Rabu, 27 Januari 2010

(untitled yet)

Aku berada di depan gerbang neraka, mungkin aku hanya membayangkannya seperti itu. Tapi aku merasa seperti itu. Seolah dunia tempat aku hidup ini adalah jalan panjang menuju kematian yang berujung pada neraka. Tak ada lagi ketulusan dan kepolosan dari wajah dunia yang memancarkan kehangatan dari senyum dunia ini.

Sekian lama aku mencoba lepas dari keterpurukan yang ada di dunia yang hampir seluruh isinya hanyalah kebohongan. Aku mencoba untuk menciptakan sebuah cahaya kecil di tengah kegelapan dunia ini. Namun cahaya itu pada akhirnya harus tenggelam ke dalam kegelapan yang terlalu pekat untuk diisi oleh sebuah lilin kecil.

Hatiku hancur karena semua harapan yang kubangun dari cahaya kecil itu akhirnya padam. Api semangatku pun ikut padam. Aku yang semula adalah orang yang bisa menghadapi masalah dengan senyuman menjadi membenci cahaya yang tak bisa memberikan kehangatan dalam hidupku. Aku menjadi skeptis dan pesimis dalam menghadapi masalah-masalah dalam hidup. Aku menjadi aku yang berbeda.

Dulu aku percaya Tuhan itu ada, Tuhan itu menjaga dan melindungi mereka yang membiarkan hatinya tetap murni dan tak tercemar. Tapi sekarang yang kusadari adalah tuhan tak pernah ada. Jika dia memang ada, mengapa cahaya kecil yang dulu pernah kuperjuangkan agar tetap menyala dalam kegelapan harus padam?
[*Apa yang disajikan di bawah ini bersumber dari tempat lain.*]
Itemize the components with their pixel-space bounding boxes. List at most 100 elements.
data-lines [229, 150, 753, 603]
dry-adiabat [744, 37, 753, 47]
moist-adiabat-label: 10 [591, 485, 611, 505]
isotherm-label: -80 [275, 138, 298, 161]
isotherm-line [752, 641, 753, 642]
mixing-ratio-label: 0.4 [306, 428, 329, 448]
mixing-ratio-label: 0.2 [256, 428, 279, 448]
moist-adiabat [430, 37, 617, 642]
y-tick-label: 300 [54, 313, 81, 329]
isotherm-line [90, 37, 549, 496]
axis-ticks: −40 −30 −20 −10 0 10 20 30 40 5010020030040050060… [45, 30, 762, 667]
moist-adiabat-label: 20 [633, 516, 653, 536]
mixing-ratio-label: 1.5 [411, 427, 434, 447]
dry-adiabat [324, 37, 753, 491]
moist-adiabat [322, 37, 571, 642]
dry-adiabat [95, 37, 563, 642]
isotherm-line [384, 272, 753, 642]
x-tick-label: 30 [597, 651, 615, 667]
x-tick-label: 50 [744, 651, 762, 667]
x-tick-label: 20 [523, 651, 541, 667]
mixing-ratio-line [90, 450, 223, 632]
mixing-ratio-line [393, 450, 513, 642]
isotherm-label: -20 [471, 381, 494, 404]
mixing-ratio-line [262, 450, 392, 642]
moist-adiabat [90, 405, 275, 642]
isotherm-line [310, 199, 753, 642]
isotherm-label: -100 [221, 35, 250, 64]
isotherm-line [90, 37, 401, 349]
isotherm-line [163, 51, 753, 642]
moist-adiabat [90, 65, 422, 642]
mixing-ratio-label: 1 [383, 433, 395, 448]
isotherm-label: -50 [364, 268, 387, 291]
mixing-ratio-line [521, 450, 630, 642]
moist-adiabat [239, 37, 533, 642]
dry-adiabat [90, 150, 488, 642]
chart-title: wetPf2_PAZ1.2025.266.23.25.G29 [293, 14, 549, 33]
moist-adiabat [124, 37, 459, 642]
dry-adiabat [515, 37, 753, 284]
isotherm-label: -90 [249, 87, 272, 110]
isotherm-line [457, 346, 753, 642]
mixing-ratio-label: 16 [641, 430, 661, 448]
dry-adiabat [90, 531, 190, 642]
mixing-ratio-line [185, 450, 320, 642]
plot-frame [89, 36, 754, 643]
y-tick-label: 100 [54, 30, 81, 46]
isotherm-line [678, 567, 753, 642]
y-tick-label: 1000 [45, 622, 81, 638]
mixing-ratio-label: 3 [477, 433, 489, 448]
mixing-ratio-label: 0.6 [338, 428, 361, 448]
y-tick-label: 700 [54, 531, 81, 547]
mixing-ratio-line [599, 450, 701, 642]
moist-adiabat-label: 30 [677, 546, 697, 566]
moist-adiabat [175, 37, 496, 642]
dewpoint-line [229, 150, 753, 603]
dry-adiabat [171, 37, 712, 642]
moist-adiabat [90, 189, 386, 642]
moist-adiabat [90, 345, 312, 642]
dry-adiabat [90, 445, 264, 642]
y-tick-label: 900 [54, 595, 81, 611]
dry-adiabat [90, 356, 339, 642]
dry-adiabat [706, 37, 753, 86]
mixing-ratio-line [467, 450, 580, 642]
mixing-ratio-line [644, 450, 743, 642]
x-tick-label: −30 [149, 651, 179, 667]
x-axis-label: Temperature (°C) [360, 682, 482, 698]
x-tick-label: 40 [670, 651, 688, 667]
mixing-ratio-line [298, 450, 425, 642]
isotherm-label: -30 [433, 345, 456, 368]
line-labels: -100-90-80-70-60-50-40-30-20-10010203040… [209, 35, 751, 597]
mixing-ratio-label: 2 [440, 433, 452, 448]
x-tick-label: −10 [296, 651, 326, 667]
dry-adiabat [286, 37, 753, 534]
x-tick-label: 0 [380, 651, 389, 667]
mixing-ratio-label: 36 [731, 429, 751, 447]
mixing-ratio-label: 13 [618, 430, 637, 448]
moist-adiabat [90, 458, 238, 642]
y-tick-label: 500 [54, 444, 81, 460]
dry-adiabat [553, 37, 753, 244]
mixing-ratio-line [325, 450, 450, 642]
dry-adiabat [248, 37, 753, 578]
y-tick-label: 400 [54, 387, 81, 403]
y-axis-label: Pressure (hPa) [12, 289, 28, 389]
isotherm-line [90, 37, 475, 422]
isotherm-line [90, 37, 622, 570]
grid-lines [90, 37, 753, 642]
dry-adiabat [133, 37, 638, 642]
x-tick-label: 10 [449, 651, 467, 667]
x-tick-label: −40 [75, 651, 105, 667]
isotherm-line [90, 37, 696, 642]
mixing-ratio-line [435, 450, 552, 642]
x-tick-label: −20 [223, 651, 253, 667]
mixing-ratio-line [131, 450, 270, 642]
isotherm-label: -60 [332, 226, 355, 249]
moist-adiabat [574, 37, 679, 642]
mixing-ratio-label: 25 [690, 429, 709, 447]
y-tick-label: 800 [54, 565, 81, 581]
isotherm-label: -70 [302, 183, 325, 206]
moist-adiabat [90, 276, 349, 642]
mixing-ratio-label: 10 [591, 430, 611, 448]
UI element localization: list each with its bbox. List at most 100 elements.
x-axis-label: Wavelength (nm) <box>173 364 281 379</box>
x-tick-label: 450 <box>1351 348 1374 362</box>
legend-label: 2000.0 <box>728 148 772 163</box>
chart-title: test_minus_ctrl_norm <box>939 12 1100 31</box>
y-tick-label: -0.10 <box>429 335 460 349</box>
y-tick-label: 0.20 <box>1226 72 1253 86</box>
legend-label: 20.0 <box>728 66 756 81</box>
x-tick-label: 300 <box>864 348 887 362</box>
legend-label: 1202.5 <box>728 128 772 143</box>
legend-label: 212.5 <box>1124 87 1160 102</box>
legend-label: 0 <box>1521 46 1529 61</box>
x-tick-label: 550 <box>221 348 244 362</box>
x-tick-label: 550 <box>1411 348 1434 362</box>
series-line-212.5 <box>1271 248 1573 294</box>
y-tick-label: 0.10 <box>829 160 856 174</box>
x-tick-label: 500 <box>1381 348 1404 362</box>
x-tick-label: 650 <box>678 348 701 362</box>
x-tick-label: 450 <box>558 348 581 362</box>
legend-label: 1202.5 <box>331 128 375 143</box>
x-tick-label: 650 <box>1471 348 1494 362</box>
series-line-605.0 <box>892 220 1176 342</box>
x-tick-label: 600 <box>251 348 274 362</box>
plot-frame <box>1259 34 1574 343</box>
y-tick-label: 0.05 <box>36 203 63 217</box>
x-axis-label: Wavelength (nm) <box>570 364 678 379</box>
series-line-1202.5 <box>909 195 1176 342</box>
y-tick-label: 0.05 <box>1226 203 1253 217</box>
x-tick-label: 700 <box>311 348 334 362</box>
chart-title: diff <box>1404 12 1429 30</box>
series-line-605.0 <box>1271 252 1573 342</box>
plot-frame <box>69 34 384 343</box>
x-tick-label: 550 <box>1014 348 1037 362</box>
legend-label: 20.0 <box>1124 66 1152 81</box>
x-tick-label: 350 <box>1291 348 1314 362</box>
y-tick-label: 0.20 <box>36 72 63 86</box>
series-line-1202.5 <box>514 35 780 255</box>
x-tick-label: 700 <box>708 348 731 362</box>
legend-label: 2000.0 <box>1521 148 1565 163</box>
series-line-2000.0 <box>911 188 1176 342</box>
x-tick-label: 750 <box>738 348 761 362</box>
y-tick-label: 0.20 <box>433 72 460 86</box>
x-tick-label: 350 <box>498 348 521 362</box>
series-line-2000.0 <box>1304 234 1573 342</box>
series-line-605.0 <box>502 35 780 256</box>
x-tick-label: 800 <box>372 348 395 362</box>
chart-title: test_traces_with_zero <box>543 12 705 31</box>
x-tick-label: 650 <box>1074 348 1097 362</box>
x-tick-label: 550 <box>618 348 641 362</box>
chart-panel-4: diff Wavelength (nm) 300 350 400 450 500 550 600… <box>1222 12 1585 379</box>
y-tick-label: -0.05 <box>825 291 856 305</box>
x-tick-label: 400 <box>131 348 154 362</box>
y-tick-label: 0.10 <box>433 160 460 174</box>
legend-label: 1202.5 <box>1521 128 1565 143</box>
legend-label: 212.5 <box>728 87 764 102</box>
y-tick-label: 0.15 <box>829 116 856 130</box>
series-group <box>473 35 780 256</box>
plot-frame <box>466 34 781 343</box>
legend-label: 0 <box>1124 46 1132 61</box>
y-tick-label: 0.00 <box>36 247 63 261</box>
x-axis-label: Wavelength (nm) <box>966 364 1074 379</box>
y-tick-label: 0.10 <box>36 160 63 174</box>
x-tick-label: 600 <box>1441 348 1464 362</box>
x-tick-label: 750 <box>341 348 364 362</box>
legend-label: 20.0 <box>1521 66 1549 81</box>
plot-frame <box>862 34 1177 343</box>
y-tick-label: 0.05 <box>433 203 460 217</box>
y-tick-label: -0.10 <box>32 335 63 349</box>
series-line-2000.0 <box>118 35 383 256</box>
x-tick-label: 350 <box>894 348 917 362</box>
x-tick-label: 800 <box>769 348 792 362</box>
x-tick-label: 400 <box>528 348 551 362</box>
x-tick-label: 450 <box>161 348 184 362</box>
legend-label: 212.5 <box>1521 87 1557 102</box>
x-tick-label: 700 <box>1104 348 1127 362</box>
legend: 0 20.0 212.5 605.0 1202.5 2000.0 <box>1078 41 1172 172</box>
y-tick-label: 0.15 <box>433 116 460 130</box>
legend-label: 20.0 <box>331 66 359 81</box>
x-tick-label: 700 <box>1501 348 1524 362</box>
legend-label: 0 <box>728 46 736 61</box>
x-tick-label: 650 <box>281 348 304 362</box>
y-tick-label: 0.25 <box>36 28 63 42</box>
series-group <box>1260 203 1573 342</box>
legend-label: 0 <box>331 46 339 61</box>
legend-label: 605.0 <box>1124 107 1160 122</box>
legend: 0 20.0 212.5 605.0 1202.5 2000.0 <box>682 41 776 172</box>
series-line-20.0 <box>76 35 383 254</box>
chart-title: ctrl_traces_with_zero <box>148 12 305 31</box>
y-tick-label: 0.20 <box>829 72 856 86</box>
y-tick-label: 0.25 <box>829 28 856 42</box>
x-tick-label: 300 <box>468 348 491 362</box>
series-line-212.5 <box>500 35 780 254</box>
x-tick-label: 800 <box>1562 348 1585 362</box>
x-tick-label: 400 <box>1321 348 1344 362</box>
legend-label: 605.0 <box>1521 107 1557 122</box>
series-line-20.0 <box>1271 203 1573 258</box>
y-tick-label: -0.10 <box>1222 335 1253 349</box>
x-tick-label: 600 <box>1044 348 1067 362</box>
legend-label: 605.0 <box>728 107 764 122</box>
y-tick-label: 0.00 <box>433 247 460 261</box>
Orang-orang di sekitarku mulai mempertanyakan tujuan hidupku, dan aku hanya menjawabnya dengan kata ‘kematian’. Aku tak tahu lagi ke mana aku harus berjalan. Selama ini terlalu banyak celah-celah suram telah kulewati, seolah dunia menjadi neraka kecil tanpa batas dan tak pernah habis. Dunia ini tak pernah seterang dahulu di saat kau masih kecil, di saat orang tuamu hanya mengajarkan hal baik pada dirimu. Dunia ini telah menunjukkan sisi jahat dan terkelam dari apa yang selama ini bisa kita bayangkan. Dan aku tak bisa menaruh apa-apa pada dunia yang telah menjadi tua dan membusuk ini.

Sekali lagi, kematian menjadi pangkal dari hidup setiap orang. Akhir dari kehidupan setiap orang adalah kematian, bukan menjadi orang sukses, terkenal, dan kaya. Semua hanya terangkum dalam satu kata, Kematian! Tak peduli seberapa hancur kariermu dan seberapa banyak hartamu, hidup harus diakhiri dengan kata kematian. Dan akhirnya aku menjadikan kematian sebagai tujuan dari hidupku. Dan orang-orang yang mendengar aku berkata tentang kematian malah semakin menjauhiku dan menghindari kenyataan sederhana yang kuungkapkan.

Aku berkata tentang kematian, bukan berarti aku ingin menghabisi diriku sendiri, mencoba bunuh diri atau terbunuh dengan sengaja. Namun aku tahu, aku tak pernah menginginkan hidup, namun pada akhirnya aku hidup di dunia seperti ini, dunia yang tak kutahu di mana letak kebenarannya. Berarti aku tak berhak menentukan tentang kelahiranku dan aku pun tak berhak menentukan kapan aku mati, biarlah itu menjadi urusan dunia ini atau urusan orang lain yang hanya menganggap keberadaanku di dunia ini harus diberantas.

Skeptis, itulah aku.
Pesimis, buat apa aku optimis dengan keadaan yang selama ini malah semakin memburuk.